Alice Channer Shows First Solo Scottish Exhibition at the Mackintosh Gallery
GLASGOW.- For GI Festival 2010, The Glasgow School of Art is showing Inhale, Exhale – the first Scottish solo exhibition of London based artist Alice Channer whose work has been created to fit the Mackintosh Gallery, aiming to clothe the physical space as if it were a person.
Channer’s works often take the form of concentrations of material, particularly fabric, which she pleats, stretches and folds. Through exhibitions, she explores the potential for places to have the feeling of being inhabited, paralleling the way clothes are worn on the body. Inhale, Exhale will in essence ‘clothe’ Mackintosh’s work, moving with it in some places, and away from it in others. As the gallery is part of Charles Rennie Mackintosh’s architectural masterwork, with the style and features of a museum, Channer will use the immediate and intimate time of the worn garment in an attempt to make her own and Mackintosh’s works exist in the present.
In the last year, Alice Channer has had two works bought by the Tate Collection and recent solo exhibitions include Worn-work, The Approach, London (2009), I have been unable to borrow the template of Big Ben, Punctuation program, Limoncello, London (2009) and That Make Up Some Things, Associates Gallery, London (2007).

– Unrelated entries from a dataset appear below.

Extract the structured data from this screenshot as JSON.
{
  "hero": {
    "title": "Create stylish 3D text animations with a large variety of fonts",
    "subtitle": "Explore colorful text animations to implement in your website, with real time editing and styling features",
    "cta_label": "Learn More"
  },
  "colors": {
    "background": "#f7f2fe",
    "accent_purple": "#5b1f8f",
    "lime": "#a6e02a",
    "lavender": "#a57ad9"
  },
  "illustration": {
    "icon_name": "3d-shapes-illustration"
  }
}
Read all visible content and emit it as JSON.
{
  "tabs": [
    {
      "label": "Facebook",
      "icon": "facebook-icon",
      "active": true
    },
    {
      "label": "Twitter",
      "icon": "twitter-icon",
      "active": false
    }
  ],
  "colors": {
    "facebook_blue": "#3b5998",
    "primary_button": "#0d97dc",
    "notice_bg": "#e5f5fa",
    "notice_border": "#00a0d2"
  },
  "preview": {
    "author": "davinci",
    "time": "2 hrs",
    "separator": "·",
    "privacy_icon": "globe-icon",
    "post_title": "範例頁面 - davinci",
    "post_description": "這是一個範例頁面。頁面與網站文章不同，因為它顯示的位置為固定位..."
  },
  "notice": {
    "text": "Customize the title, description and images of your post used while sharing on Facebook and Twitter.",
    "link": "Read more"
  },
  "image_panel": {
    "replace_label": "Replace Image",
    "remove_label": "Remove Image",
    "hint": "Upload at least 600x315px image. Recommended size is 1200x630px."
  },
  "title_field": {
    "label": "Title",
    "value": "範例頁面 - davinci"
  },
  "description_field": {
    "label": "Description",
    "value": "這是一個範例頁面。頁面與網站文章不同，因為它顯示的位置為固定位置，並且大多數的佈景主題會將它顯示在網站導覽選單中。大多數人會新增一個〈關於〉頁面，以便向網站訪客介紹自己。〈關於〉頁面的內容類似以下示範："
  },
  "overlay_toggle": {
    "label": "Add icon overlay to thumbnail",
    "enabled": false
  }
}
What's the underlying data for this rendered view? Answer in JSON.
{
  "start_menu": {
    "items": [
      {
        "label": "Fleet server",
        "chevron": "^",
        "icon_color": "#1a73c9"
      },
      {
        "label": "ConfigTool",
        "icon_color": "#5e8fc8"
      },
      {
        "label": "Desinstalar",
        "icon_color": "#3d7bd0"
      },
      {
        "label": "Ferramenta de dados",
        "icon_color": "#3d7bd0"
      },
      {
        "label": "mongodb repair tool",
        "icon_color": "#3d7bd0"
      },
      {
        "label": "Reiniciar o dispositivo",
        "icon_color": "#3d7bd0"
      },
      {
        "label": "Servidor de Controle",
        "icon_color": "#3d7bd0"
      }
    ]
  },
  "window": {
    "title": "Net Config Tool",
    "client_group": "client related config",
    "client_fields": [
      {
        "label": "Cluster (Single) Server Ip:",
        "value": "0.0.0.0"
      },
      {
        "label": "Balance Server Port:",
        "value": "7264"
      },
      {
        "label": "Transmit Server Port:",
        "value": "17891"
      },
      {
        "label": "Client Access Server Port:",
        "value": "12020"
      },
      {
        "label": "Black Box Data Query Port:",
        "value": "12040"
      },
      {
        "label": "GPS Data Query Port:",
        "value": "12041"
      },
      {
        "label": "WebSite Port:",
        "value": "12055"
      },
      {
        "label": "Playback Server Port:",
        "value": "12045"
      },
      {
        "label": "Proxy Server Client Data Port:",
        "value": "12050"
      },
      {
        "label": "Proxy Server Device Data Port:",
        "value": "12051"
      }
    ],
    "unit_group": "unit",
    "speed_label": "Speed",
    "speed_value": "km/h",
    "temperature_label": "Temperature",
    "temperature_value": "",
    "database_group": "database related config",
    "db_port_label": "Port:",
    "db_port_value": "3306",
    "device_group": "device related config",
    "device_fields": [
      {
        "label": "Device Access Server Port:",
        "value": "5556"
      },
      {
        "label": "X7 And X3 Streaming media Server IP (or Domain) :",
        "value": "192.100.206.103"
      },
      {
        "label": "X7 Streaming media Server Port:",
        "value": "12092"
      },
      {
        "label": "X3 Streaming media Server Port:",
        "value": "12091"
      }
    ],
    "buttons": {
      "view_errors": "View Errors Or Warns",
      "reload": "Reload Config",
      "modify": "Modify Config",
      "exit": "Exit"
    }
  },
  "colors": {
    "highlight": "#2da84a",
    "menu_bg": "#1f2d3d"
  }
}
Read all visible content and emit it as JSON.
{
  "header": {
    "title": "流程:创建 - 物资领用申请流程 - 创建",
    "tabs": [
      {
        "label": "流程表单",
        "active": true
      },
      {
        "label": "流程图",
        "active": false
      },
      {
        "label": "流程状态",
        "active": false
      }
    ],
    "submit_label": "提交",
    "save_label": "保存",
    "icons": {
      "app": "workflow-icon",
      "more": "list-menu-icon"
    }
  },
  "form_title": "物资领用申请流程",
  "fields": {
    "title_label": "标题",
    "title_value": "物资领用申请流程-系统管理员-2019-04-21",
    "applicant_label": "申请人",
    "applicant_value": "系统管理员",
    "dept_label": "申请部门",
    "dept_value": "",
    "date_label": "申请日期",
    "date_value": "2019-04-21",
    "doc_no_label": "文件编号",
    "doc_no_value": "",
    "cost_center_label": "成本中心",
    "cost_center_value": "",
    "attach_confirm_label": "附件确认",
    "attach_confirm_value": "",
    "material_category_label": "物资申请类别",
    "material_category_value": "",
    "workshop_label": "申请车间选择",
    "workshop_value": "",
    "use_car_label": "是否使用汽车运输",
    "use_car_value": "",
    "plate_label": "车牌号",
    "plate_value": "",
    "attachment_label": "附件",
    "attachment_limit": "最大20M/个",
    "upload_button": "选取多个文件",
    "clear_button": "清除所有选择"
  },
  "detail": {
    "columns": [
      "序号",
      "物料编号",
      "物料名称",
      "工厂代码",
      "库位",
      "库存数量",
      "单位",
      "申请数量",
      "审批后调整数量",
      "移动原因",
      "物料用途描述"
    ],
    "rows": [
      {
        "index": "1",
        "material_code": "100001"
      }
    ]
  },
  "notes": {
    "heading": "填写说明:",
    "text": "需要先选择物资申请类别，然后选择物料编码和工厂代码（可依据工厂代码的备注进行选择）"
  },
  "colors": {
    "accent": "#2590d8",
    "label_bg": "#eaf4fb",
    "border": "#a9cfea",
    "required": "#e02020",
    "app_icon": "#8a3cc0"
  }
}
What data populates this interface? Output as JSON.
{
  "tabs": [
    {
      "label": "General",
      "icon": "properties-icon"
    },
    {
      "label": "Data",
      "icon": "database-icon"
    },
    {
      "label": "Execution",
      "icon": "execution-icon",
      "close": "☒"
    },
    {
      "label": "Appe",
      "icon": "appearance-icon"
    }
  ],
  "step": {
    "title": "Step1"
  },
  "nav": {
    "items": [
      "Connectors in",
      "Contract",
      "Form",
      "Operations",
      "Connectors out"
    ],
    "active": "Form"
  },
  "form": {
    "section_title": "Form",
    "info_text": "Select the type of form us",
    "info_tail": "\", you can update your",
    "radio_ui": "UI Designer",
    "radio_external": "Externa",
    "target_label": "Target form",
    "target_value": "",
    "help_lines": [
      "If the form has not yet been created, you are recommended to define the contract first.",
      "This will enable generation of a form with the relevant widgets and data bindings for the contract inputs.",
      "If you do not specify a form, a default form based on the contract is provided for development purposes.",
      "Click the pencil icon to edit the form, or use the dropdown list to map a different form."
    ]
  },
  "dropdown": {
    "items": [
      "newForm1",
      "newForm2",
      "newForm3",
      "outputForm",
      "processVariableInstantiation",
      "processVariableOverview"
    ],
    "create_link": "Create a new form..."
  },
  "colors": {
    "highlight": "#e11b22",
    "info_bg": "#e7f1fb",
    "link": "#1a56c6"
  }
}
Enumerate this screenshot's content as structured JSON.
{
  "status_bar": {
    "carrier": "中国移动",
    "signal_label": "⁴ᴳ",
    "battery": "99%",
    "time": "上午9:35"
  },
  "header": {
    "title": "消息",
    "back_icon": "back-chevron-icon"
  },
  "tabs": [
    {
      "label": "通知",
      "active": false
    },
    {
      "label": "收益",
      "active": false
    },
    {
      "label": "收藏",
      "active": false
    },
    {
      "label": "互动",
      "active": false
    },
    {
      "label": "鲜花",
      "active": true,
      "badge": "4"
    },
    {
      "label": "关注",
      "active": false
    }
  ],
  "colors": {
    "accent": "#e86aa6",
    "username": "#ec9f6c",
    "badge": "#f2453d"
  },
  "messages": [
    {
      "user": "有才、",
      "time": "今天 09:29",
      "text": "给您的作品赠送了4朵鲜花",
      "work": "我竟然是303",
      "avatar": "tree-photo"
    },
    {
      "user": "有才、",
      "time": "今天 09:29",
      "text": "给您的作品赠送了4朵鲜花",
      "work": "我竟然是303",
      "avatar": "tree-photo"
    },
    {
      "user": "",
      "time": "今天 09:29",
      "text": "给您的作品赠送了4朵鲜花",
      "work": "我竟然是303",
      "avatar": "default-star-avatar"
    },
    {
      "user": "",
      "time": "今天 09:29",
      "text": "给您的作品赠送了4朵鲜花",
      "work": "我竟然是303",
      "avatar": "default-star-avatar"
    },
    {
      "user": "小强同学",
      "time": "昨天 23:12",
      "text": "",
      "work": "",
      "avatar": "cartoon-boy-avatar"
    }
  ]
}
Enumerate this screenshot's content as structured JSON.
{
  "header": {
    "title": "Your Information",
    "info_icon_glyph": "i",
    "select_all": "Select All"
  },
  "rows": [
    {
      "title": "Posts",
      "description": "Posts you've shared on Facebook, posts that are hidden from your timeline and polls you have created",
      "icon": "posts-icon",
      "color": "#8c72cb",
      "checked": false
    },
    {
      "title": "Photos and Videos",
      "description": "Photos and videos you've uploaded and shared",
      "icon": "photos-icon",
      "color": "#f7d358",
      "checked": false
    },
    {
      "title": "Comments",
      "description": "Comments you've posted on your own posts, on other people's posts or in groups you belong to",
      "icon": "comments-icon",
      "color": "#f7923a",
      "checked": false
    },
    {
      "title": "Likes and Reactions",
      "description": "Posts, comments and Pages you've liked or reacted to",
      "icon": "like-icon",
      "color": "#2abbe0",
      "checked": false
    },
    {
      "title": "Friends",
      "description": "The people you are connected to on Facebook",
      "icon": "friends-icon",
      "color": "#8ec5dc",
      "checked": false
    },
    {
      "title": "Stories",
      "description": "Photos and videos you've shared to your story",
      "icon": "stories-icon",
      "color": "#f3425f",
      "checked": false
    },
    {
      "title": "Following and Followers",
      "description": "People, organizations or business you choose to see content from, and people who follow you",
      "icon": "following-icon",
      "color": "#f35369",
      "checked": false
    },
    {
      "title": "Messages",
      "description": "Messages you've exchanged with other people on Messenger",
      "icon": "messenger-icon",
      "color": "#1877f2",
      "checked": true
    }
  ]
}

Artist Alice Channer says of Inhale, Exhale: “I have approached this exhibition as a two person show, with my work complimenting and moving with that of Charles Rennie Mackintosh’s. The exhibition title ‘Inhale, Exhale’ refers to a phenomenon in the work where it expands and contracts – as static forms repeat themselves, they change and move. The aperture they make opens and closes from one object to the next. This is a process that mirrors the dilation and contraction of the paired organs of my body, especially my eyes and lungs.
The individual works are not, as is to be expected from figurative sculpture, bodies themselves or equivalents for bodies. Instead, in ‘Inhale, Exhale’, the body is everywhere that the work is not. The body becomes the beams, banisters, floor, ceiling, walls and volume of Mackintosh’s gallery.”